Ab Tag eins Patienten helfen
Medizinstudenten arbeiten in Oldenburg und Groningen in Kliniken
Die Medizinstudenten lernen zwei Gesundheitssysteme kennen. Sie dürfen Patienten früh im Studium mitbehandeln.
OLDENBURG/GRONINGEN – An seinem ersten Tag als Medizinstudent in einem Oldenburger Krankenhaus fiel der Niederländer Arwin Timmermanns auf – er trug keine Turnschuhe. Er wählte die edlen Schuhe, die seine Eltern für den Master in Medizin an der University of Groningen gekauft haben. Die Schuhwahl ist nicht der einzige Unterschied, der den Oldenburger und Groninger Studenten dank des Austauschs der European Medical School auffällt.
Der Medizinstudiengang der Universität Oldenburg wurde 2012 gegründet und zählt rund 200 Studenten. Zu den 40 Erstsemesterstudenten, die jedes Jahr ihr Studium in Oldenburg aufnehmen, kommen ungefähr genau so viele niederländische Studenten von der University of Groningen. Sie werden rund ein Jahr in Oldenburg ausgebildet. Der 23 Jahre alte Student Timmermanns hat einige Stationen des Klinikums Oldenburg durchlaufen, derzeit ist er auf der Intensivstation.
Durch seinen Aufenthalt konnte er Unterschiede in beiden Gesundheitssystemen kennenlernen – zum Beispiel in Sachen Hygiene. „In den Niederlanden haben wir sehr wenige Krankenhausbakterien“, sagt er.

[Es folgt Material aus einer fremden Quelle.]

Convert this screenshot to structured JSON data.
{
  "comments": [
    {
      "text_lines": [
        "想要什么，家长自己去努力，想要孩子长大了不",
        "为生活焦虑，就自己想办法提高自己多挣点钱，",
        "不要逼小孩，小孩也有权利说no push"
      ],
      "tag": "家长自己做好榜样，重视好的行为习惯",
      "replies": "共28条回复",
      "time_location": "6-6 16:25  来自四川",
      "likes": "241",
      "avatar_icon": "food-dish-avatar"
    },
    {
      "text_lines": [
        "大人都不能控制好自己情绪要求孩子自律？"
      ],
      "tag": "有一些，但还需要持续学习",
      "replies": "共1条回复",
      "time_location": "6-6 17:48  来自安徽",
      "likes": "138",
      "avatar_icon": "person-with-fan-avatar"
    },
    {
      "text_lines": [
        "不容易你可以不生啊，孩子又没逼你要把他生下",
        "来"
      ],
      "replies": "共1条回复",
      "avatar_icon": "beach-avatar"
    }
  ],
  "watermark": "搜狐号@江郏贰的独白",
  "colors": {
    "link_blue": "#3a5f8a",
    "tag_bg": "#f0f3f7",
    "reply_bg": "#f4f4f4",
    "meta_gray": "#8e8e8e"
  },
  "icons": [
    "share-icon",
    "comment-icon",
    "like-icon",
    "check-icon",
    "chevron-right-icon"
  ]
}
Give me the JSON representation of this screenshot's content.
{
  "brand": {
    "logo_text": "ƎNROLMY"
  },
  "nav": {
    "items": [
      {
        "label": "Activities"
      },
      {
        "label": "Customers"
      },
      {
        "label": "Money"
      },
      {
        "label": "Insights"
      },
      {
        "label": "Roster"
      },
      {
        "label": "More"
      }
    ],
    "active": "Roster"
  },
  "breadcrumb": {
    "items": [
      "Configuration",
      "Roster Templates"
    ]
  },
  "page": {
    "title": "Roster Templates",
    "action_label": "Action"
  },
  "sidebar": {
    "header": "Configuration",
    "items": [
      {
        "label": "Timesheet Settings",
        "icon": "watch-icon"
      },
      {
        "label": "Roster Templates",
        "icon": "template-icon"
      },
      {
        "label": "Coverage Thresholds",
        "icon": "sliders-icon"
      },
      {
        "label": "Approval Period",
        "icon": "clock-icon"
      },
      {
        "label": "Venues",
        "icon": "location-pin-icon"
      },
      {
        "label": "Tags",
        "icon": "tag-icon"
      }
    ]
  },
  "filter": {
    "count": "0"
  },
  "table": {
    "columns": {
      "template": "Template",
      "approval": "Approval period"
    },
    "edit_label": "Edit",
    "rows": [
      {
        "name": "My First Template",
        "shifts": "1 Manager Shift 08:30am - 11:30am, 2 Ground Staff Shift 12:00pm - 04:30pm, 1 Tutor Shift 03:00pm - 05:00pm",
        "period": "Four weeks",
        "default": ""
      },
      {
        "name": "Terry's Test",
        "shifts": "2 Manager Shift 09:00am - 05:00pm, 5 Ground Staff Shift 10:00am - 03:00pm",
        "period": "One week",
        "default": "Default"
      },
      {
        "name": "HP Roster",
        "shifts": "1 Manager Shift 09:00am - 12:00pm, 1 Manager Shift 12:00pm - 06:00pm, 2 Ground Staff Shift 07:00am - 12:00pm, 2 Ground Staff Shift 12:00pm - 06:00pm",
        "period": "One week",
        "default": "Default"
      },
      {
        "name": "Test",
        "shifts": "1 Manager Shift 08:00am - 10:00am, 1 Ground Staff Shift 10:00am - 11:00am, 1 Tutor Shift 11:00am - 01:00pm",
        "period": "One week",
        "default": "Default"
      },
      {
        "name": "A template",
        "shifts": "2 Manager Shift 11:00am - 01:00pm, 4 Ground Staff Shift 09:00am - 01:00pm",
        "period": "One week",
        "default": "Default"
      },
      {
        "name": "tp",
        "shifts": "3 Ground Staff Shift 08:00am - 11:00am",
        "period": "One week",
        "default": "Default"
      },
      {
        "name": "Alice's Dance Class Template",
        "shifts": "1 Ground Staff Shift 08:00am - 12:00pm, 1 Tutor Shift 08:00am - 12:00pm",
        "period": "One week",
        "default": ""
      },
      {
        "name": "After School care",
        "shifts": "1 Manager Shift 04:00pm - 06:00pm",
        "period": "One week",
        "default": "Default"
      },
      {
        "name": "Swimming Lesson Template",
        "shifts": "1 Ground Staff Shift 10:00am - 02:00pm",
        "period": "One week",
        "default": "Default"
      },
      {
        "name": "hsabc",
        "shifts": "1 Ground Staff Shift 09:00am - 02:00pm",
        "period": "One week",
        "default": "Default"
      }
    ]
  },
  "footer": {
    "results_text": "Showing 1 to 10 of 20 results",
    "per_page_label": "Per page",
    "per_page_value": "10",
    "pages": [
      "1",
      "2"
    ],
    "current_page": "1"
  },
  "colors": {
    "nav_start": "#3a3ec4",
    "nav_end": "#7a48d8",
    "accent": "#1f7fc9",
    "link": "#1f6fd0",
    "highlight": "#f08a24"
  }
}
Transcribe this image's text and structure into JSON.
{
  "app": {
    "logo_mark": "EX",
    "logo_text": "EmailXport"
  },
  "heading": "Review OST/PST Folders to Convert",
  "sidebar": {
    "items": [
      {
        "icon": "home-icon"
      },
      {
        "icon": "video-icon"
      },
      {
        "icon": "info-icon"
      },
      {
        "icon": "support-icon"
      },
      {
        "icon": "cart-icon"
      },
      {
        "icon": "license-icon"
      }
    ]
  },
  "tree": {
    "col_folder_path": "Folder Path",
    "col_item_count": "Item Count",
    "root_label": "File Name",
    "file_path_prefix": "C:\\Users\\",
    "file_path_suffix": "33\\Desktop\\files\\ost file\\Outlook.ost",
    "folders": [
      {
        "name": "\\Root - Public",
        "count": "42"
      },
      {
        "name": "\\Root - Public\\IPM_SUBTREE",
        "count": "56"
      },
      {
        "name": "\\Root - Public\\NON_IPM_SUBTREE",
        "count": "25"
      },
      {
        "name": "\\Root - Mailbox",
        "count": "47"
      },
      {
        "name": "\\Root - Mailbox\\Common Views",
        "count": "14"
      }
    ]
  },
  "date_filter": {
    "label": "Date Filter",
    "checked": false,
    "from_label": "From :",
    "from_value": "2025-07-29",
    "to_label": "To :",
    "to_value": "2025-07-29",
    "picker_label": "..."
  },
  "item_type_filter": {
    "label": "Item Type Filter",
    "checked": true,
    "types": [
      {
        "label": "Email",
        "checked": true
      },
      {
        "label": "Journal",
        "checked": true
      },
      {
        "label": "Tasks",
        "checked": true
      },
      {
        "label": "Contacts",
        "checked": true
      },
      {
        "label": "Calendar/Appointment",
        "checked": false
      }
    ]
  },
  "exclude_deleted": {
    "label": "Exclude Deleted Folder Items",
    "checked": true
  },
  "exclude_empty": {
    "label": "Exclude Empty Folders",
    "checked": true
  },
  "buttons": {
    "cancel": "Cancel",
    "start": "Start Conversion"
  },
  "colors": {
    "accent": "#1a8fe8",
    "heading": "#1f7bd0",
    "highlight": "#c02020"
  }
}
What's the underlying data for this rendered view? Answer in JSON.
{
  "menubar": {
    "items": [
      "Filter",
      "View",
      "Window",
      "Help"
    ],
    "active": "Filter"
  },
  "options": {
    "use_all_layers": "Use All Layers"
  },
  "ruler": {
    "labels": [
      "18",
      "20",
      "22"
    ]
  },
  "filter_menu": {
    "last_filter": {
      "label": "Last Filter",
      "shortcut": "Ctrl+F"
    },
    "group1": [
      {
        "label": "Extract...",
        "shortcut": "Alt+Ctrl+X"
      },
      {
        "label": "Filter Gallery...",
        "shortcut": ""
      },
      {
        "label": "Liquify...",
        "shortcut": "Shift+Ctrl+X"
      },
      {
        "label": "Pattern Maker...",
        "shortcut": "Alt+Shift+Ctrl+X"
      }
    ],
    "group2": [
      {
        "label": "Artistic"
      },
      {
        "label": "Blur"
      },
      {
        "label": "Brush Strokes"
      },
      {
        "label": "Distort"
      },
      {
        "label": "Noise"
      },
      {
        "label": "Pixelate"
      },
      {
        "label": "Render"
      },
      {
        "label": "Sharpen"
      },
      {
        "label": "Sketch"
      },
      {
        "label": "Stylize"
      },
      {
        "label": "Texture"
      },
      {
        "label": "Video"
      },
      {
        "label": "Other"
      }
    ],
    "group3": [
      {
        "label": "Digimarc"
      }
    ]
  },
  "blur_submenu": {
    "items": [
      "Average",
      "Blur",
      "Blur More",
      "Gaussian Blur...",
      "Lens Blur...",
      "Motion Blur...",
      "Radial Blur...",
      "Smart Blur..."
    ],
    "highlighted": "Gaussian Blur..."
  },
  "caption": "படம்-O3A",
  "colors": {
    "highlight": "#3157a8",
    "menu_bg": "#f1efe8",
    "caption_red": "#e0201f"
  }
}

Die Groninger Studenten kommen im fünften Jahr ihres Studiums in die norddeutsche Stadt. Dafür müssen sie Deutsch sprechen können. Auch die Oldenburger Studenten sind verpflichtet, ein Jahr in Groningen zu studieren. Die Zusammenarbeit bildet eine Besonderheit der European Medical School, die es den Angaben zufolge in keinem anderen Medizinstudiengang einer staatlichen Hochschule gibt. „Diese Flexibilität, mit anderen Systemen zurechtzukommen und da Erfahrungen zu sammeln, ist etwas, was einfach von unschätzbarem Wert ist“, sagt die Dekanin der Fakultät, Martina Kadmon.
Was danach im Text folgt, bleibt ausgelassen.